I am currently working on processing .wav files with python, using Pyaudio for streaming the audio, and the python wave library for loading the file data.
I plan to later on include processing of the individual stereo channels, with regards to amplitude of the signal, and panning of the stereo signal, but for now i'm just trying to seperate the two channels of the wave file, and stitch them back together - Hopefully ending up with data that is identical to the input data.
Below is my code.
The method getRawSample works perfectly fine, and i can stream audio through that function.

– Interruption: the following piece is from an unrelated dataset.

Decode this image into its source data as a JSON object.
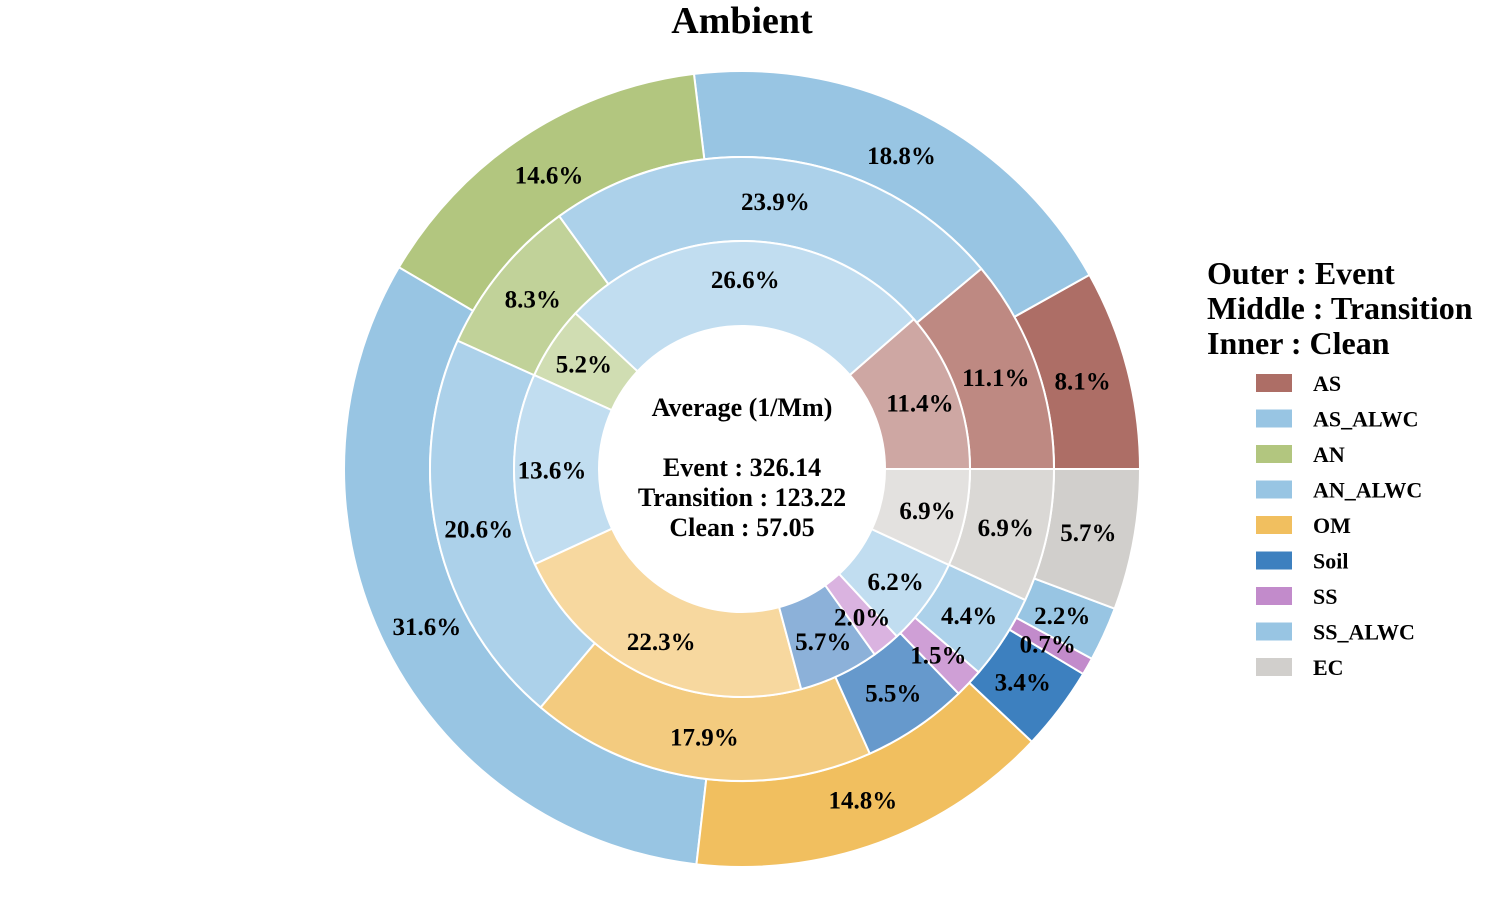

The problem is my getSample method. Somewhere along the line, where i'm seperating the two channels of audio, and joining them back together, the audio gets distorted. I have even commented out the part where i do amplitude and panning adjustment, so in theory it's data in -> data out.

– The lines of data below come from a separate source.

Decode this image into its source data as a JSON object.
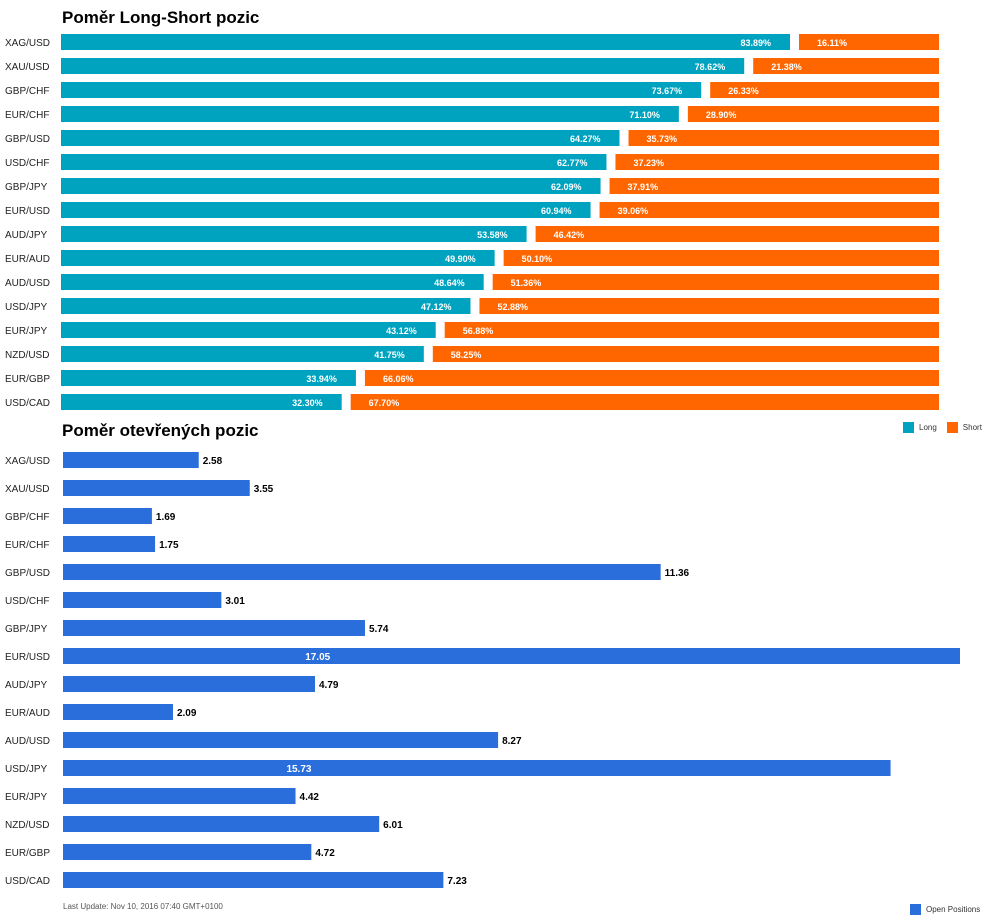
{
  "chart_data": [
    {
      "type": "bar",
      "title": "Poměr Long-Short pozic",
      "orientation": "horizontal",
      "stacked": true,
      "categories": [
        "XAG/USD",
        "XAU/USD",
        "GBP/CHF",
        "EUR/CHF",
        "GBP/USD",
        "USD/CHF",
        "GBP/JPY",
        "EUR/USD",
        "AUD/JPY",
        "EUR/AUD",
        "AUD/USD",
        "USD/JPY",
        "EUR/JPY",
        "NZD/USD",
        "EUR/GBP",
        "USD/CAD"
      ],
      "series": [
        {
          "name": "Long",
          "color": "#00a3bf",
          "values": [
            83.89,
            78.62,
            73.67,
            71.1,
            64.27,
            62.77,
            62.09,
            60.94,
            53.58,
            49.9,
            48.64,
            47.12,
            43.12,
            41.75,
            33.94,
            32.3
          ],
          "labels": [
            "83.89%",
            "78.62%",
            "73.67%",
            "71.10%",
            "64.27%",
            "62.77%",
            "62.09%",
            "60.94%",
            "53.58%",
            "49.90%",
            "48.64%",
            "47.12%",
            "43.12%",
            "41.75%",
            "33.94%",
            "32.30%"
          ]
        },
        {
          "name": "Short",
          "color": "#ff6600",
          "values": [
            16.11,
            21.38,
            26.33,
            28.9,
            35.73,
            37.23,
            37.91,
            39.06,
            46.42,
            50.1,
            51.36,
            52.88,
            56.88,
            58.25,
            66.06,
            67.7
          ],
          "labels": [
            "16.11%",
            "21.38%",
            "26.33%",
            "28.90%",
            "35.73%",
            "37.23%",
            "37.91%",
            "39.06%",
            "46.42%",
            "50.10%",
            "51.36%",
            "52.88%",
            "56.88%",
            "58.25%",
            "66.06%",
            "67.70%"
          ]
        }
      ],
      "legend": "bottom-right",
      "grid": false
    },
    {
      "type": "bar",
      "title": "Poměr otevřených pozic",
      "orientation": "horizontal",
      "categories": [
        "XAG/USD",
        "XAU/USD",
        "GBP/CHF",
        "EUR/CHF",
        "GBP/USD",
        "USD/CHF",
        "GBP/JPY",
        "EUR/USD",
        "AUD/JPY",
        "EUR/AUD",
        "AUD/USD",
        "USD/JPY",
        "EUR/JPY",
        "NZD/USD",
        "EUR/GBP",
        "USD/CAD"
      ],
      "series": [
        {
          "name": "Open Positions",
          "color": "#2a6edb",
          "values": [
            2.58,
            3.55,
            1.69,
            1.75,
            11.36,
            3.01,
            5.74,
            17.05,
            4.79,
            2.09,
            8.27,
            15.73,
            4.42,
            6.01,
            4.72,
            7.23
          ],
          "labels": [
            "2.58",
            "3.55",
            "1.69",
            "1.75",
            "11.36",
            "3.01",
            "5.74",
            "17.05",
            "4.79",
            "2.09",
            "8.27",
            "15.73",
            "4.42",
            "6.01",
            "4.72",
            "7.23"
          ]
        }
      ],
      "xlim": [
        0,
        17.05
      ],
      "legend": "bottom-right",
      "grid": false
    }
  ],
  "legend_top": {
    "long": "Long",
    "short": "Short"
  },
  "legend_bottom": {
    "open": "Open Positions"
  },
  "footnote": "Last Update: Nov 10, 2016 07:40 GMT+0100"
}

Below is an example of my code:
class Sample(threading.Thread) :
def __init__(self, filepath, chunk):
super(Sample, self).__init__()
self.CHUNK = chunk
self.filepath = filepath
self.wave = wave.open(self.filepath, 'rb')
self.amp = 0.5 # varies from 0 to 1
self.pan = 0 # varies from -pi to pi
self.WIDTH = self.wave.getsampwidth()
self.CHANNELS = self.wave.getnchannels()
self.RATE = self.wave.getframerate()
self.MAXFRAMEFEEDS = self.wave.getnframes()/self.CHUNK # maximum even number of chunks
self.unpstr = '<{0}h'.format(self.CHUNK*self.WIDTH) # format for unpacking the sample byte string
self.pckstr = '<{0}h'.format(self.CHUNK*self.WIDTH) # format for unpacking the sample byte string
self.framePos = 0 # keeps track of how many chunks of data fed
# panning and amplitude adjustment of input sample data
def panAmp(self, data, panVal, ampVal): # when panning, using constant power panning
[left, right] = self.getChannels(data)
#left = np.multiply(0.5, left) #(np.sqrt(2)/2)*(np.cos(panVal) + np.sin(panVal))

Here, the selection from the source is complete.